Stups ★★★☆

Au tribunal judiciaire de Marseille comparaissent des hommes et des femmes accusés de participer au trafic de stupéfiants comme vendeurs, comme transporteurs, comme guetteurs ou comme « nourrices » (les personnes qui conservent à leur domicile les stupéfiants). Avec leurs avocats, ils essaient tant bien que mal d’infléchir le président du tribunal, qui ne se laisse pas faire, en niant les faits contre toute évidence ou en invoquant leur vie de galère, leur volonté de se réinsérer ou leur regret d’un acte isolé accompli sous la pression d’un gain élevé et facile.

Cinq ans après nous avoir fait pénétrer au cœur de la prison des Baumettes (Des hommes), Alice Odiot et Jean-Robert Viallet restent dans la cité phocéenne et y tournent un documentaire similaire, aux comparutions immédiates et chez le juge des enfants. On y voit la Justice à l’œuvre, pas celle qui fait la Une des journaux avec ses grands procès médiatiques, sur lesquels tous les internautes, surtout ceux les moins versés en droit pénal, ont un avis définitif, mais celle, quotidienne, qui juge des petits délinquants misérables impliqués de près ou de loin dans le trafic de stupéfiants.

Il y a deux façons de recevoir ce film, selon qu’on soit de gauche ou de droite. La première est d’y voir une Justice de classe, exercée par des Blancs, appartenant aux CSP les plus aisées (les bijoux dorés de la procureure rutilent), maniant une langue absconse que les accusés ne comprennent pas (ah ! les « nonobstant » de la procureure !), maniant parfois à l’égard des accusés une ironie méprisante et versant souvent dans un paternalisme déplacé. La seconde au contraire salue le travail patient des juges qui ne se laissent pas amadouer par les dénégations embrouillées des accusés et les forcent à se confronter à leurs actes et à en assumer les conséquences. Ils se féliciteront qu’à rebours de l’image qui a cours, la Justice ne soit pas si laxiste et emprisonne ceux qui lui sont déférés.
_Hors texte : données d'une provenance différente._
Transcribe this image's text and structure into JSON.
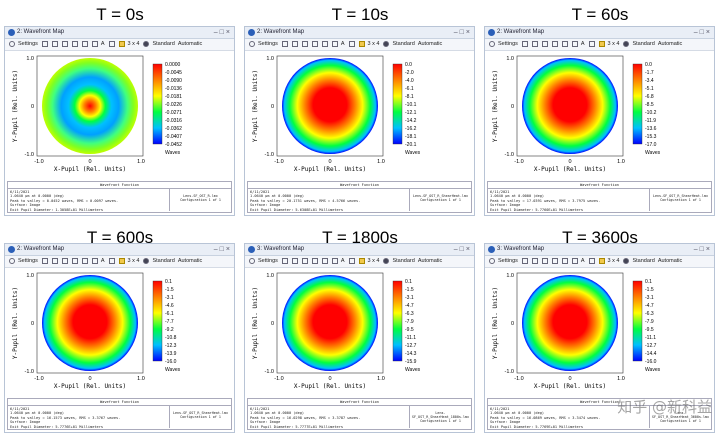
{
  "panels": [
    {
      "heading": "T = 0s",
      "window_title": "2: Wavefront Map",
      "colorbar_ticks": [
        "0.0000",
        "-0.0045",
        "-0.0090",
        "-0.0136",
        "-0.0181",
        "-0.0226",
        "-0.0271",
        "-0.0316",
        "-0.0362",
        "-0.0407",
        "-0.0452"
      ],
      "colorbar_unit": "Waves",
      "pattern": "rings",
      "info_lines": [
        "6/11/2021",
        "1.0640 µm at 0.0000 (deg)",
        "Peak to valley = 0.0452 waves, RMS = 0.0097 waves.",
        "Surface: Image",
        "Exit Pupil Diameter: 1.3058E+01 Millimeters"
      ],
      "info_side": [
        "Lens-SF_OST_R.lmx",
        "Configuration 1 of 1"
      ]
    },
    {
      "heading": "T = 10s",
      "window_title": "2: Wavefront Map",
      "colorbar_ticks": [
        "0.0",
        "-2.0",
        "-4.0",
        "-6.1",
        "-8.1",
        "-10.1",
        "-12.1",
        "-14.2",
        "-16.2",
        "-18.1",
        "-20.1"
      ],
      "colorbar_unit": "Waves",
      "pattern": "dome",
      "info_lines": [
        "6/11/2021",
        "1.0640 µm at 0.0000 (deg)",
        "Peak to valley = 20.1751 waves, RMS = 4.5766 waves.",
        "Surface: Image",
        "Exit Pupil Diameter: 5.6308E+01 Millimeters"
      ],
      "info_side": [
        "Lens-SF_OST_R_ShearHeat.lmx",
        "Configuration 1 of 1"
      ]
    },
    {
      "heading": "T = 60s",
      "window_title": "2: Wavefront Map",
      "colorbar_ticks": [
        "0.0",
        "-1.7",
        "-3.4",
        "-5.1",
        "-6.8",
        "-8.5",
        "-10.2",
        "-11.9",
        "-13.6",
        "-15.3",
        "-17.0"
      ],
      "colorbar_unit": "Waves",
      "pattern": "dome",
      "info_lines": [
        "6/11/2021",
        "1.0640 µm at 0.0000 (deg)",
        "Peak to valley = 17.0391 waves, RMS = 3.7975 waves.",
        "Surface: Image",
        "Exit Pupil Diameter: 5.7760E+01 Millimeters"
      ],
      "info_side": [
        "Lens-SF_OST_R_ShearHeat.lmx",
        "Configuration 1 of 1"
      ]
    },
    {
      "heading": "T = 600s",
      "window_title": "2: Wavefront Map",
      "colorbar_ticks": [
        "0.1",
        "-1.5",
        "-3.1",
        "-4.6",
        "-6.1",
        "-7.7",
        "-9.2",
        "-10.8",
        "-12.3",
        "-13.9",
        "-16.0"
      ],
      "colorbar_unit": "Waves",
      "pattern": "dome",
      "info_lines": [
        "6/11/2021",
        "1.0640 µm at 0.0000 (deg)",
        "Peak to valley = 16.1573 waves, RMS = 3.3767 waves.",
        "Surface: Image",
        "Exit Pupil Diameter: 5.7776E+01 Millimeters"
      ],
      "info_side": [
        "Lens-SF_OST_R_ShearHeat.lmx",
        "Configuration 1 of 1"
      ]
    },
    {
      "heading": "T = 1800s",
      "window_title": "3: Wavefront Map",
      "colorbar_ticks": [
        "0.1",
        "-1.5",
        "-3.1",
        "-4.7",
        "-6.3",
        "-7.9",
        "-9.5",
        "-11.1",
        "-12.7",
        "-14.3",
        "-15.9"
      ],
      "colorbar_unit": "Waves",
      "pattern": "dome",
      "info_lines": [
        "6/11/2021",
        "1.0640 µm at 0.0000 (deg)",
        "Peak to valley = 16.0298 waves, RMS = 3.3787 waves.",
        "Surface: Image",
        "Exit Pupil Diameter: 5.7777E+01 Millimeters"
      ],
      "info_side": [
        "Lens-SF_OST_R_ShearHeat_1800s.lmx",
        "Configuration 1 of 1"
      ]
    },
    {
      "heading": "T = 3600s",
      "window_title": "3: Wavefront Map",
      "colorbar_ticks": [
        "0.1",
        "-1.5",
        "-3.1",
        "-4.7",
        "-6.3",
        "-7.9",
        "-9.5",
        "-11.1",
        "-12.7",
        "-14.4",
        "-16.0"
      ],
      "colorbar_unit": "Waves",
      "pattern": "dome",
      "info_lines": [
        "6/11/2021",
        "1.0640 µm at 0.0000 (deg)",
        "Peak to valley = 16.0869 waves, RMS = 3.3474 waves.",
        "Surface: Image",
        "Exit Pupil Diameter: 5.7769E+01 Millimeters"
      ],
      "info_side": [
        "Lens-SF_OST_R_ShearHeat_3600s.lmx",
        "Configuration 1 of 1"
      ]
    }
  ],
  "toolbar": {
    "settings_label": "Settings",
    "layout_label": "3 x 4",
    "standard_label": "Standard",
    "automatic_label": "Automatic",
    "text_tool_label": "A"
  },
  "axes": {
    "x_label": "X-Pupil (Rel. Units)",
    "y_label": "Y-Pupil (Rel. Units)",
    "x_ticks": [
      "-1.0",
      "0",
      "1.0"
    ],
    "y_ticks": [
      "1.0",
      "0",
      "-1.0"
    ]
  },
  "info_header": "Wavefront Function",
  "watermark": "知乎 @新科益",
  "colors": {
    "titlebar_bg": "#e9eef6",
    "colormap": [
      "#ff0000",
      "#ff8000",
      "#ffff00",
      "#00ff40",
      "#00c0ff",
      "#0000ff"
    ]
  }
}
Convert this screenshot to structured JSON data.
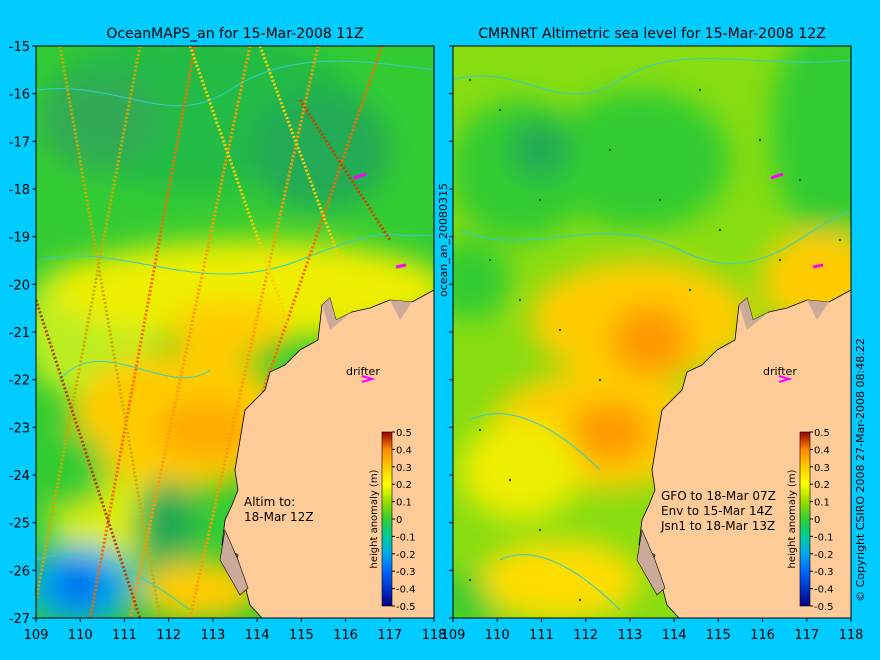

L’immense qualité de Stups est de garder le juste milieu entre ces deux lectures trop tranchées. Elle nous montre la Justice telle qu’elle est, telle qu’elle se fait, confrontée à l’humanité des inculpés qui comparaissent devant elle, mais aussi chargée de rappeler la Loi et la faire respecter. Elle interroge les différentes fonctions de la peine. Sa fonction répressive, protective et dissuasive en premier lieu : la peine sanctionne la commission d’un délit, protège la société de sa réitération et est censée dissuader l’inculpé de la récidive. Sa fonction éducative ensuite : l’accusé est censé sortir de prison dans de meilleures dispositions qu’il n’y est entré, prêt à se réinsérer dans une société qui l’avait temporairement banni.

C’est évidemment sur ce dernier point que le bât blesse. À quoi sert, nous interroge Stups, de mettre en prison des pauvres bougres auxquels la société ne propose aucun espoir et qui fatalement, dès qu’ils seront sortis de prison, comme le montrent d’ailleurs leurs casiers judiciaires bien remplis, n’auront d’autres solutions que de replonger dans la même spirale criminelle ? C’est sur cette interrogation que se clôt le documentaire, sur la condamnation à la prison ferme d’une femme toxicomane, enceinte, violentée par des dealers, acculée à servir de « nourrice » et sur le regard interrogateur de son avocat.